I have a large set of survey data. I'm looking at trying to find out which variables are the most important to impacting a DV (call it "happiness"). I'm not looking to find a beta number like a typical regression. I theorize that some of my ~14 variables will have co-linearity. Is it appropriate to do the following in SPSS, and am I interpreting this correctly?
Analyze->Regression->Automatic Linear Modeling Predictors = all my ~14 variables Target = my DV ("happiness)
Build options - automatically prepare data OFF Model selection = forward stepwise Criteria for entry/removal = F Statistics, including effects with p-values less than 0.05 and removing p-values greater than .1.
Hit Run.
Scroll down in the model to "coefficients, and expand window.

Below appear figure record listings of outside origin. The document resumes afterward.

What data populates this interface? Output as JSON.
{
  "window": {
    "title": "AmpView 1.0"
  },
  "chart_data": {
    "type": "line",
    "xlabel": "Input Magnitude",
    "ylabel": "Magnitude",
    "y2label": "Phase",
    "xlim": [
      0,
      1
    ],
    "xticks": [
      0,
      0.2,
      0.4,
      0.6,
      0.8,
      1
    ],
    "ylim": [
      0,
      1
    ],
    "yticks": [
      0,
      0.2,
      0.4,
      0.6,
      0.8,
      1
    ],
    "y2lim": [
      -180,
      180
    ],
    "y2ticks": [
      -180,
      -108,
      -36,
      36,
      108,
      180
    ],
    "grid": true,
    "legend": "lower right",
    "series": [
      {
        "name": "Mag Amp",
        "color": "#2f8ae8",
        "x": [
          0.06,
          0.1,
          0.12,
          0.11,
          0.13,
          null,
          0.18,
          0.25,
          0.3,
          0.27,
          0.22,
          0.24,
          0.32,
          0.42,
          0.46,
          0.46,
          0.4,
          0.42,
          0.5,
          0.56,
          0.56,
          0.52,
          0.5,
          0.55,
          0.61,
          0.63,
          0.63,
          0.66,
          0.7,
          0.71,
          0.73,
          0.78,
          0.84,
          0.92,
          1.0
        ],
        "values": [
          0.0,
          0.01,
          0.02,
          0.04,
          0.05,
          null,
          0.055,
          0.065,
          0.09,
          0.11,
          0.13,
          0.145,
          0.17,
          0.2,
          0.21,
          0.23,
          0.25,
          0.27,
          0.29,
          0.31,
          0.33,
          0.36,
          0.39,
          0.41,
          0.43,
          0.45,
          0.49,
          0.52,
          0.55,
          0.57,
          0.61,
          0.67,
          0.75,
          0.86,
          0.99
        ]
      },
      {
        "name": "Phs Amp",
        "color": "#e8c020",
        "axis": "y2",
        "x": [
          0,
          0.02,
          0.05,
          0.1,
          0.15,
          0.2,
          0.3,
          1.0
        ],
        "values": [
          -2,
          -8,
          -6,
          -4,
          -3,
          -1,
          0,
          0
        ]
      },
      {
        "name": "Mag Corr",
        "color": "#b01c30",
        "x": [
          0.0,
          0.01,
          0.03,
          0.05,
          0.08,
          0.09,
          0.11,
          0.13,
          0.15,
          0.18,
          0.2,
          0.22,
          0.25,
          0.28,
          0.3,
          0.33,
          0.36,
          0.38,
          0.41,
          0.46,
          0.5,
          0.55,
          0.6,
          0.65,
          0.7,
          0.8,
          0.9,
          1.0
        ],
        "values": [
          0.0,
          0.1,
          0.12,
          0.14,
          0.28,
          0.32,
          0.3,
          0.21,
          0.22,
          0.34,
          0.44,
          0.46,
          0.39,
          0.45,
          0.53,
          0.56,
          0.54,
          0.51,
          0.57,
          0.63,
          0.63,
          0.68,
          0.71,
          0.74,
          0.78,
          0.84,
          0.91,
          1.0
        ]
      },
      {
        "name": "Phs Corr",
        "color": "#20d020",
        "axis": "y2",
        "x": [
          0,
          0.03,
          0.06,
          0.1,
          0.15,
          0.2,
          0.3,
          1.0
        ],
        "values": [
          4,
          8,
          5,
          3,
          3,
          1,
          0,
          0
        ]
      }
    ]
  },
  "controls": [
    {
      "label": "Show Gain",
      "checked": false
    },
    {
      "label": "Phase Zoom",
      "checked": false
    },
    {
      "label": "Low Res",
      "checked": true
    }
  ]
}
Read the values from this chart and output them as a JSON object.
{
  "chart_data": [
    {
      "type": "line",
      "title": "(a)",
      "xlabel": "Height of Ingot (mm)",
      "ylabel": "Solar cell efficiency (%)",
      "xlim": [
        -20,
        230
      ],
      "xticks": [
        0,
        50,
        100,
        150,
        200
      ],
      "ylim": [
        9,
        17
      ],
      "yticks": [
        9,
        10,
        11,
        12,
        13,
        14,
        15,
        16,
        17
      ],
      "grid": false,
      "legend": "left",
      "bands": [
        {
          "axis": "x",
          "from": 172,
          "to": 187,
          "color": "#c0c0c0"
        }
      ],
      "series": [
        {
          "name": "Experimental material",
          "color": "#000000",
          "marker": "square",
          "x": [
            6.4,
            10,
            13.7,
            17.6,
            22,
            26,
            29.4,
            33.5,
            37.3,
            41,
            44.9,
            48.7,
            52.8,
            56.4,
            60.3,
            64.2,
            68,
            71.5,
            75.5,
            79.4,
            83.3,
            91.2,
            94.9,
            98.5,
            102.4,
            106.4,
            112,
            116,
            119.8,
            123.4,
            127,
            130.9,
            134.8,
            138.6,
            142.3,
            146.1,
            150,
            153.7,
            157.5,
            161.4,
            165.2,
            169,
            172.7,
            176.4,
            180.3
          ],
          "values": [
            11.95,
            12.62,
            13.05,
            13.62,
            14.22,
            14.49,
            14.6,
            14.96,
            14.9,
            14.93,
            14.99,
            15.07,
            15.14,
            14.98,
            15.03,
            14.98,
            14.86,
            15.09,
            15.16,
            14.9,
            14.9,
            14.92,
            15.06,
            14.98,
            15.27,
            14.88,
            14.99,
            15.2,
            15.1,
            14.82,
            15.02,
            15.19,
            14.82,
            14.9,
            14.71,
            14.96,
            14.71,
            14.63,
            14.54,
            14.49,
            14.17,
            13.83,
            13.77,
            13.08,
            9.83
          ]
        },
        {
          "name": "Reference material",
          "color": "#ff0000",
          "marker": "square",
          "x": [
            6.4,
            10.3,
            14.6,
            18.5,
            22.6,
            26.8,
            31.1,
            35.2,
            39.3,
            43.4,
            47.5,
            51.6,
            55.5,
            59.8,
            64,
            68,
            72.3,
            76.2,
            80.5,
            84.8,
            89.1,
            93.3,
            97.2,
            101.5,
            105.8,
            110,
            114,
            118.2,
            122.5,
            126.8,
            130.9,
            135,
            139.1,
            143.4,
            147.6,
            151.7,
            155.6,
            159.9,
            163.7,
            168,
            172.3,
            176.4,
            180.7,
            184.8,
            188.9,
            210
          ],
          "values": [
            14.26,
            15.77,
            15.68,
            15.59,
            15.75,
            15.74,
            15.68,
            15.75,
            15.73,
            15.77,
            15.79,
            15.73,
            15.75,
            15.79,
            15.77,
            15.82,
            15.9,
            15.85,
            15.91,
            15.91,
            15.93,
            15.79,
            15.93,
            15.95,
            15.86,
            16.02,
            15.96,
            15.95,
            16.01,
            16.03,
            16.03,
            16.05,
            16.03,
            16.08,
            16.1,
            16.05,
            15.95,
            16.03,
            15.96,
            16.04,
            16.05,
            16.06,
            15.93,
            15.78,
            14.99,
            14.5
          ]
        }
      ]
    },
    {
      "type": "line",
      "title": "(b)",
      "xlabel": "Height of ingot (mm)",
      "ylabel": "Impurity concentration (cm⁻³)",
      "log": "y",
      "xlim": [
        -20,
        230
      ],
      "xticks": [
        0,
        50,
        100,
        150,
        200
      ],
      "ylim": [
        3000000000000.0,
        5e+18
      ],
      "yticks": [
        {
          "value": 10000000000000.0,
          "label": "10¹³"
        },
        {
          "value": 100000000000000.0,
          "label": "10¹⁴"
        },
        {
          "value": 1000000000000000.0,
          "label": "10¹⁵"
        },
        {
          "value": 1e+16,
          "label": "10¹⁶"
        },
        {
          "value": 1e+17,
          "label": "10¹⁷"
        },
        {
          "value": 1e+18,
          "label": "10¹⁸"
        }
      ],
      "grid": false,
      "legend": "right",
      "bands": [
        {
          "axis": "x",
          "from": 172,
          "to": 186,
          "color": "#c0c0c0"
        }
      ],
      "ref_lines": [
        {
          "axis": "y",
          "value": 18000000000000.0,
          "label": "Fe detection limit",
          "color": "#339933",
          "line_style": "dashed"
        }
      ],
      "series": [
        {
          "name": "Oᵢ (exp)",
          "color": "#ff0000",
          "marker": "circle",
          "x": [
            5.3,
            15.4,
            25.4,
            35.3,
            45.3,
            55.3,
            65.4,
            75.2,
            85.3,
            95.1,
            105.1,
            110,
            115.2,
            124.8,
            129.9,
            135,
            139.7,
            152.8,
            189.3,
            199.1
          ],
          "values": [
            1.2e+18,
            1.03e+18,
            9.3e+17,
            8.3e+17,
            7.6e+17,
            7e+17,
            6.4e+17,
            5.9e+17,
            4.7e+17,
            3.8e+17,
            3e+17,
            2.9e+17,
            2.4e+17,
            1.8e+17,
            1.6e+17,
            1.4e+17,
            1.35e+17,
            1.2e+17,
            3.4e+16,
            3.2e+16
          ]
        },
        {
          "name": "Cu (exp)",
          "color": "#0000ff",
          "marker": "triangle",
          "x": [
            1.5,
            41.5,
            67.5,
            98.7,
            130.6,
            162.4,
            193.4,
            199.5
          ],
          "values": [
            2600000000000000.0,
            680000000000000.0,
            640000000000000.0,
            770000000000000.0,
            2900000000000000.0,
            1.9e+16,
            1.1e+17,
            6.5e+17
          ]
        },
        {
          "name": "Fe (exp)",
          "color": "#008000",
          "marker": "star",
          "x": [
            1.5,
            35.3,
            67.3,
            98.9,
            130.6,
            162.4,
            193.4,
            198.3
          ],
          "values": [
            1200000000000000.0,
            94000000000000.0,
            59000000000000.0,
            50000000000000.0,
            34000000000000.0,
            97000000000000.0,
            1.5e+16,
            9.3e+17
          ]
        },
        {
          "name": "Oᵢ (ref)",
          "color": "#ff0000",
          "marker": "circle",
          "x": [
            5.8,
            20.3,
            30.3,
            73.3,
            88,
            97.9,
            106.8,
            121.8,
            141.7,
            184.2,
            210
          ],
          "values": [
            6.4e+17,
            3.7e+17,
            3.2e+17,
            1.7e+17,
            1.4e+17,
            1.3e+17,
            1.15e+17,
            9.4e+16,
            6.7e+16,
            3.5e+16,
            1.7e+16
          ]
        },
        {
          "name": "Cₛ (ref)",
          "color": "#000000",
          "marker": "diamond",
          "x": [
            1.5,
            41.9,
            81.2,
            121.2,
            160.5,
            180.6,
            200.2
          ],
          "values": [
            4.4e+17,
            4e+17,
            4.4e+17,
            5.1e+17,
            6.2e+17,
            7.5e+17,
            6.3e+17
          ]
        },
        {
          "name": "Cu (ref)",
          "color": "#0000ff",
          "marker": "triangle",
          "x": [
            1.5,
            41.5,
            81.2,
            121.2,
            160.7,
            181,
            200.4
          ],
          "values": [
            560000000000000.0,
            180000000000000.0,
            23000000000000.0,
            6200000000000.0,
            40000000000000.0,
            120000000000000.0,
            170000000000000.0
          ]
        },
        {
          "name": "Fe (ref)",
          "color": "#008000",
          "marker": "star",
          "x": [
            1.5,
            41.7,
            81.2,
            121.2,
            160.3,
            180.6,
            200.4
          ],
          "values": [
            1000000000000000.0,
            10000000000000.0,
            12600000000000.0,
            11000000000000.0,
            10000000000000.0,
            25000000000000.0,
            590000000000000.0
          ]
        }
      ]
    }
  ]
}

Variable 1 - coefficient .16, sig .000, importance .52 Variable 2 - coefficient .10, sig .000, importance .19 Variable 3 - coefficient .07, sig .000 importance .16 Variable 4 - coefficient .06, sig .000, importance .08 Variable 5 - coefficient .06, sig .001, importance .05
The coefficient I assume is beta - i.e. if this variable increased by 1, "happiness" should increase by the coefficient #. Now, what I'm really interested in is the importance #. Am I correct in interpreting this for variable 1 as, "Our model suggests 52% of the variance of happiness is due to this variable."
Further, am I correct that in that this modeling indeed removes colinearity from variables? Or do I need to do that in a different way. I'm hopeful SPSS is essentially doing a "relative weights analysis" here.
Thanks, and hopefully this makes sense!